Unas luces parpadeantes aparecieron de repente alrededor del cuerpo de Eltargrim, éste alzó las manos hacia la elfa a modo de saludo, giró entre las luces que se elevaban, y desapareció. El resplandor ondeó en dirección al techo unos instantes más, y luego se apagó sin hacer ruido.
—Antes de que lo preguntes, joven señor, una luna es un mes humano —explicó la Srinshee con sequedad—, y no, no soy su madre.

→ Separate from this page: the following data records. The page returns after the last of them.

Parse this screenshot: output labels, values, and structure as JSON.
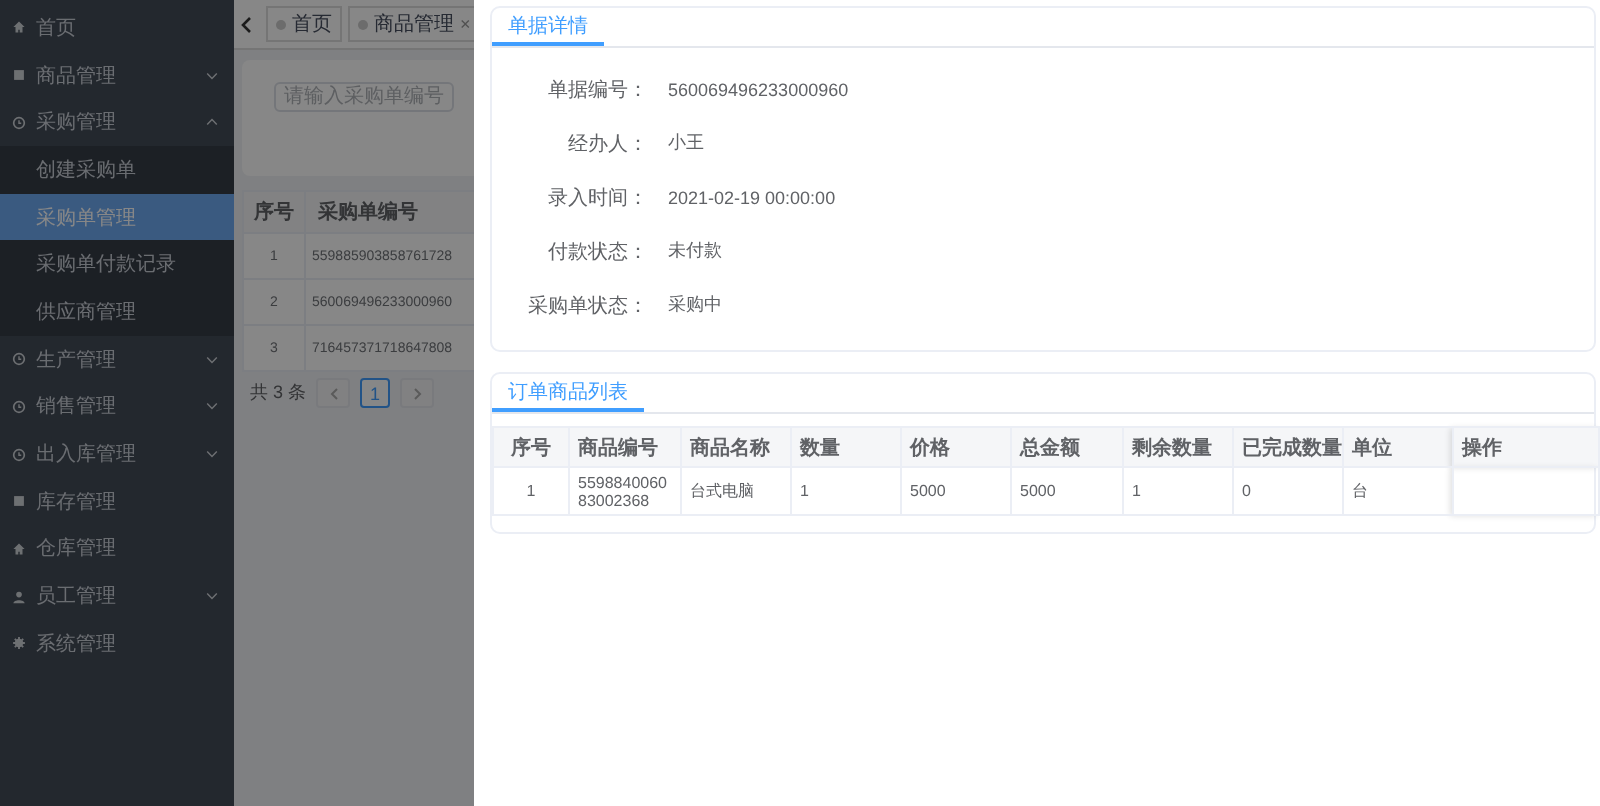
{
  "sidebar": {
    "items": [
      {
        "label": "首页",
        "kind": "link"
      },
      {
        "label": "商品管理",
        "kind": "group",
        "expanded": false
      },
      {
        "label": "采购管理",
        "kind": "group",
        "expanded": true,
        "children": [
          {
            "label": "创建采购单",
            "selected": false
          },
          {
            "label": "采购单管理",
            "selected": true
          },
          {
            "label": "采购单付款记录",
            "selected": false
          },
          {
            "label": "供应商管理",
            "selected": false
          }
        ]
      },
      {
        "label": "生产管理",
        "kind": "group",
        "expanded": false
      },
      {
        "label": "销售管理",
        "kind": "group",
        "expanded": false
      },
      {
        "label": "出入库管理",
        "kind": "group",
        "expanded": false
      },
      {
        "label": "库存管理",
        "kind": "link"
      },
      {
        "label": "仓库管理",
        "kind": "link"
      },
      {
        "label": "员工管理",
        "kind": "group",
        "expanded": false
      },
      {
        "label": "系统管理",
        "kind": "link"
      }
    ]
  },
  "tabs": [
    {
      "label": "首页"
    },
    {
      "label": "商品管理",
      "close": "×"
    }
  ],
  "search": {
    "placeholder": "请输入采购单编号"
  },
  "table": {
    "columns": [
      "序号",
      "采购单编号"
    ],
    "rows": [
      [
        "1",
        "559885903858761728"
      ],
      [
        "2",
        "560069496233000960"
      ],
      [
        "3",
        "716457371718647808"
      ]
    ]
  },
  "pagination": {
    "total": "共 3 条",
    "pages": [
      {
        "label": "1",
        "selected": true
      }
    ]
  },
  "drawer": {
    "detail": {
      "tab": "单据详情",
      "fields": [
        {
          "label": "单据编号：",
          "value": "560069496233000960"
        },
        {
          "label": "经办人：",
          "value": "小王"
        },
        {
          "label": "录入时间：",
          "value": "2021-02-19 00:00:00"
        },
        {
          "label": "付款状态：",
          "value": "未付款"
        },
        {
          "label": "采购单状态：",
          "value": "采购中"
        }
      ]
    },
    "items": {
      "tab": "订单商品列表",
      "columns": [
        "序号",
        "商品编号",
        "商品名称",
        "数量",
        "价格",
        "总金额",
        "剩余数量",
        "已完成数量",
        "单位",
        "操作"
      ],
      "rows": [
        [
          "1",
          "559884006083002368",
          "台式电脑",
          "1",
          "5000",
          "5000",
          "1",
          "0",
          "台",
          ""
        ]
      ]
    }
  }
}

—Me decís lo que no sois —repuso El risueño—. Decidme pues, os lo ruego, qué sois.
—Soy la consejera de los Ungidos —contestó la hechicera, tras ajustar el aire para quedar sentada muy erguida, de cara a él—, la sabiduría secreta en el corazón del reino.
Elminster se quedó mirándola con fijeza y decidió arriesgarse.
—¿Y sois sabia? —inquirió.
—¡Vaya, por fin un humano ingenioso! —dijo la anciana con una carcajada. Se irguió majestuosa, los ojos centelleantes, conjuró un cetro que apareció en su mano surgido de la nada, y gruñó—: No.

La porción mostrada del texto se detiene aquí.